The main objective of the project is to develop new IT-enabled tourism products for natural and cultural heritage tourist destinations in the SBR in form of multilingual BYOD-guided tours providing an enhanced visitor experience during and after the visit thanks to gamification, multimedia content, and augmented reality techniques.
The guides will provide informational and educational content to visitor’s lacking access to other types of guides due to high-season crowd or insufficient language skills, they are especially suitable for lone and cross-border travelers.
The common gamification service will make the visitors’ experience more involving, and will extend it out of a single visit fostering long-term relationship. A new region-wide brand (working name: South Baltic Spotter) will be introduced to make the new gamified products better recognizable and marketable, not only making the tourist offer of the SBR more visible and coherent to visitors but also forming a sustainable cross-border network of tourist destinations using the brand, open and prepared for new members joining.

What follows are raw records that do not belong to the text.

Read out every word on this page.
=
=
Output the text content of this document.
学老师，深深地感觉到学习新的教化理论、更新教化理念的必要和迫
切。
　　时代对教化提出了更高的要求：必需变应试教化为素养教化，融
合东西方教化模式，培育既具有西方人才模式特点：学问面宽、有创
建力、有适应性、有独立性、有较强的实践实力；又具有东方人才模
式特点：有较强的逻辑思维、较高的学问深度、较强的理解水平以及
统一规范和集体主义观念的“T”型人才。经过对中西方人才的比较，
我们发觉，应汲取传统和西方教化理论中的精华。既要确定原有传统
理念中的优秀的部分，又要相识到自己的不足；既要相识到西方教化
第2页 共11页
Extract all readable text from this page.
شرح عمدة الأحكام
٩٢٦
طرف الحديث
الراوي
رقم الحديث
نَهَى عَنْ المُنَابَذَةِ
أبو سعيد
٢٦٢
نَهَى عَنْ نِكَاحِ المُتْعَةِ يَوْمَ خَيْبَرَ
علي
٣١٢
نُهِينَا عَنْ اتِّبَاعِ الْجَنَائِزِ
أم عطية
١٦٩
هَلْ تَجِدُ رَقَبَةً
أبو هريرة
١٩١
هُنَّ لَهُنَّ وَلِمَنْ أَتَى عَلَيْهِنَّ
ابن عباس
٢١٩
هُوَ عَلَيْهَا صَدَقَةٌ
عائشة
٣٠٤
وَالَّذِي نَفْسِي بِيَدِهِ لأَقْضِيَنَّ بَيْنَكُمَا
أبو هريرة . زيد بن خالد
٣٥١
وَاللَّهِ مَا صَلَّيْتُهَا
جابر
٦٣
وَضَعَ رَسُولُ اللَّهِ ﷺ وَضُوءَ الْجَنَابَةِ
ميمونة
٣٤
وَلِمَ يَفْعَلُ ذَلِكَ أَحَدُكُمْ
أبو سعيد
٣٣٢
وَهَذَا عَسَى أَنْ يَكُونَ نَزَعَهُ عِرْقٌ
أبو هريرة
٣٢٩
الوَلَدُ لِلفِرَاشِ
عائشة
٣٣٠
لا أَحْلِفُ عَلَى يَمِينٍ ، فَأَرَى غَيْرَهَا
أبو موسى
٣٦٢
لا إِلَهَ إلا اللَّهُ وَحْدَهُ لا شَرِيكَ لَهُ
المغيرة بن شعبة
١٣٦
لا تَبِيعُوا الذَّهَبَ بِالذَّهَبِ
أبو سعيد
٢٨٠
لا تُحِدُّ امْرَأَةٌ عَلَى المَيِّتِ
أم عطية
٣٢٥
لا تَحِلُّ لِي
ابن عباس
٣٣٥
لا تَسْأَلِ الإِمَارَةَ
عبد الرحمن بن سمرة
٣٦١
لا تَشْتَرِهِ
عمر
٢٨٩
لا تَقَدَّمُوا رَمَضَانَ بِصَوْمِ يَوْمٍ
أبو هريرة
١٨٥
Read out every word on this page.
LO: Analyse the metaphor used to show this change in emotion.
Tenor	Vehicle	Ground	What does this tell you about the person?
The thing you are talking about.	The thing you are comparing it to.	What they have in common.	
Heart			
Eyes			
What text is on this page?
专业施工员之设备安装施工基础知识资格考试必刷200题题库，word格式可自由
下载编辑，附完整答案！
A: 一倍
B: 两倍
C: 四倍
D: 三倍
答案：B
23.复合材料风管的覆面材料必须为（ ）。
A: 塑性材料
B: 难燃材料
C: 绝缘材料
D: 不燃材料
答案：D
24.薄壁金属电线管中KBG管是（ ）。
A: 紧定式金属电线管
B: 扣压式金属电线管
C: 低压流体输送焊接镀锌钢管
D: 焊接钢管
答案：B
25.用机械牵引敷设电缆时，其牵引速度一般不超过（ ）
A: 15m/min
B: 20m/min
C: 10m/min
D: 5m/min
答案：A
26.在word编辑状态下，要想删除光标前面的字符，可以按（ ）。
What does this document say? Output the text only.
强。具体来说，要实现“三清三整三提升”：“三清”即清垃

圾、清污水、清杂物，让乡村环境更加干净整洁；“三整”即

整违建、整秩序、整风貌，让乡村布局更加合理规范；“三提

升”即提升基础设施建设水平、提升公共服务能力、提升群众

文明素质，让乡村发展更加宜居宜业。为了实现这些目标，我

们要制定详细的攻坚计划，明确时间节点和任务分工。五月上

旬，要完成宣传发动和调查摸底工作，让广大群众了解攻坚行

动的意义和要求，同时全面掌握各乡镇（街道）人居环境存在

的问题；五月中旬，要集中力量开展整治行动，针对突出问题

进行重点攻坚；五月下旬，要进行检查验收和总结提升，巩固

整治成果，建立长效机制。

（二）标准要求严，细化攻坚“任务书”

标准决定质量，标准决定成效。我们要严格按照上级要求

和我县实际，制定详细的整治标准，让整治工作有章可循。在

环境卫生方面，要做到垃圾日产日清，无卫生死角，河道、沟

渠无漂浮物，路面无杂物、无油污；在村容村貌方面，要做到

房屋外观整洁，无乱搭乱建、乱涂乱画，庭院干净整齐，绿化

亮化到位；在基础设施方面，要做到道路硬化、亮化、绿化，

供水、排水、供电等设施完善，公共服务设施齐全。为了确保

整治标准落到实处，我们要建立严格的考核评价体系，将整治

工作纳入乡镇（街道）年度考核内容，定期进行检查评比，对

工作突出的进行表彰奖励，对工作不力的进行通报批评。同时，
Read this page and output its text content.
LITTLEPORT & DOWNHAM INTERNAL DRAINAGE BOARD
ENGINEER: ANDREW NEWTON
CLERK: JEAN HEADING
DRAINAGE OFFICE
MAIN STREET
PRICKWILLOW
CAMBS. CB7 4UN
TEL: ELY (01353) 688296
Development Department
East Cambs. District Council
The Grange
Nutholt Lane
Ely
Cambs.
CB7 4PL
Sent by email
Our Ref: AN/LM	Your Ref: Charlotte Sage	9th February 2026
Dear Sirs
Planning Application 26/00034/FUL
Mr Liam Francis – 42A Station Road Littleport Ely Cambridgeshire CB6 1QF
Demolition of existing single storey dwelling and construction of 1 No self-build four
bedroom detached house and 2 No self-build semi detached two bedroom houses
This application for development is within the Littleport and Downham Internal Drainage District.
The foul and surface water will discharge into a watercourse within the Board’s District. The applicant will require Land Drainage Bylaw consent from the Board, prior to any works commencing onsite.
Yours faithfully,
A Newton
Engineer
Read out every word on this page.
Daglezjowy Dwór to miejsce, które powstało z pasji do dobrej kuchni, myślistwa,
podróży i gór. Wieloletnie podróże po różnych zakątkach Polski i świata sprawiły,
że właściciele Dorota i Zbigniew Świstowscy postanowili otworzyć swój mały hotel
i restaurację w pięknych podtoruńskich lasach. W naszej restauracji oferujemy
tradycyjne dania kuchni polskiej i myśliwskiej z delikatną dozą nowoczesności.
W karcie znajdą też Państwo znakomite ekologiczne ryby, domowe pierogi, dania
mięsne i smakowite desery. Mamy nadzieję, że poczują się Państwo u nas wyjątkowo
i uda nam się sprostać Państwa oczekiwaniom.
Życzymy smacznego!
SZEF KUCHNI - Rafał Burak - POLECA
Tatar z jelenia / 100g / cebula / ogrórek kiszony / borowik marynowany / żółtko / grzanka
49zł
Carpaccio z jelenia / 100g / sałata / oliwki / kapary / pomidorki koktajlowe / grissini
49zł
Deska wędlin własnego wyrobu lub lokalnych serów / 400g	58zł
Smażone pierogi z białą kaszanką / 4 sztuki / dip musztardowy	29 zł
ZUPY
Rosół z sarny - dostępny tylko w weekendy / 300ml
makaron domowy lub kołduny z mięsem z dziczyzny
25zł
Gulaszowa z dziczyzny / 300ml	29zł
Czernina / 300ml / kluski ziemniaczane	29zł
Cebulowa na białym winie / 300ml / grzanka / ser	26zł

The user-centric design process of the new products will involve organisation of special events during the off-season that will additionally serve promotional purposes and should bring in a new kind of visitors (IT fans) to the destinations. Both the gamified tourism products offered under a region-wide brand and the way the end-users are involved in design of tourism products are novelty in the SBR. The project outputs will directly benefit visitors to natural and cultural heritage sites in the SBR (by enhancing the tourism supply), managers of natural and cultural heritage sites (by providing solutions ready to implement and knowledge on how to do it), and indirectly managers of tourist agencies (with a new brand fostering the interest of tourists). The project will vastly contribute to increasing popularity of natural and cultural heritage sites of the SBR as tourism destinations.
Why are we doing this
The natural and cultural heritage assets of the SBR serve as a base for significant tourism services, which are also available in low season and in bad weather, and play a considerable educational role. There is still a large potential for the improvement of their use. The three main challenges are: to improve the quality experienced by the visitors, especially during the high season when the sites are cramped, and for those having language barriers; to attract new visitor target groups, especially in the low season; to make the tourism offer of the SBR destinations more coherent and recognizable. The opportunities are pointed to by the worldwide opinion-leading “NMC Horizon Report: 2015 Museum Edition”, three of them were selected that have not yet been adequately exploited in this regard in the SBR: Bring Your Own Device (BYOD, letting visitors use their own smartphones for a guided tour), Gamification (“the use of game-design and game psychology in non-game settings to engage the target audience and motivate specific behaviors”) and (Visitor) Data Analytics (which provides new information for management). There is a synergy in simultaneous implementation of these, as BYOD lets gamification to span out of specific location and country, and provides a crucial context for data analysis, i.e. identification of the same visitor in various locations. Another challenge is to prepare the hosting institutions’ personnel (mentally and in terms of technical knowledge and skills, also mentioned in the Horizon Report) and technical environment, necessary for these innovative developments to succeed. On the other hand, it creates an additional opportunity: letting the relevant products to be co-developed by users themselves in a hackathon events, which could help bring in a new type of visitors (IT enthusiasts) in the off-season. Introducing the new products under a common regional brand creates an opportunity to increase visitors’ awareness and build long-term relationship.
The chosen approach ensures the high user-perceived quality of the products (thanks to involvement of end-users on several stages of their development), provides cost advantages (outputs used by many institutions), makes efficient use of the project partners’ competencies (by knowledge sharing), ensures transferability of the results to other destinations (sharing of both know-how and solutions).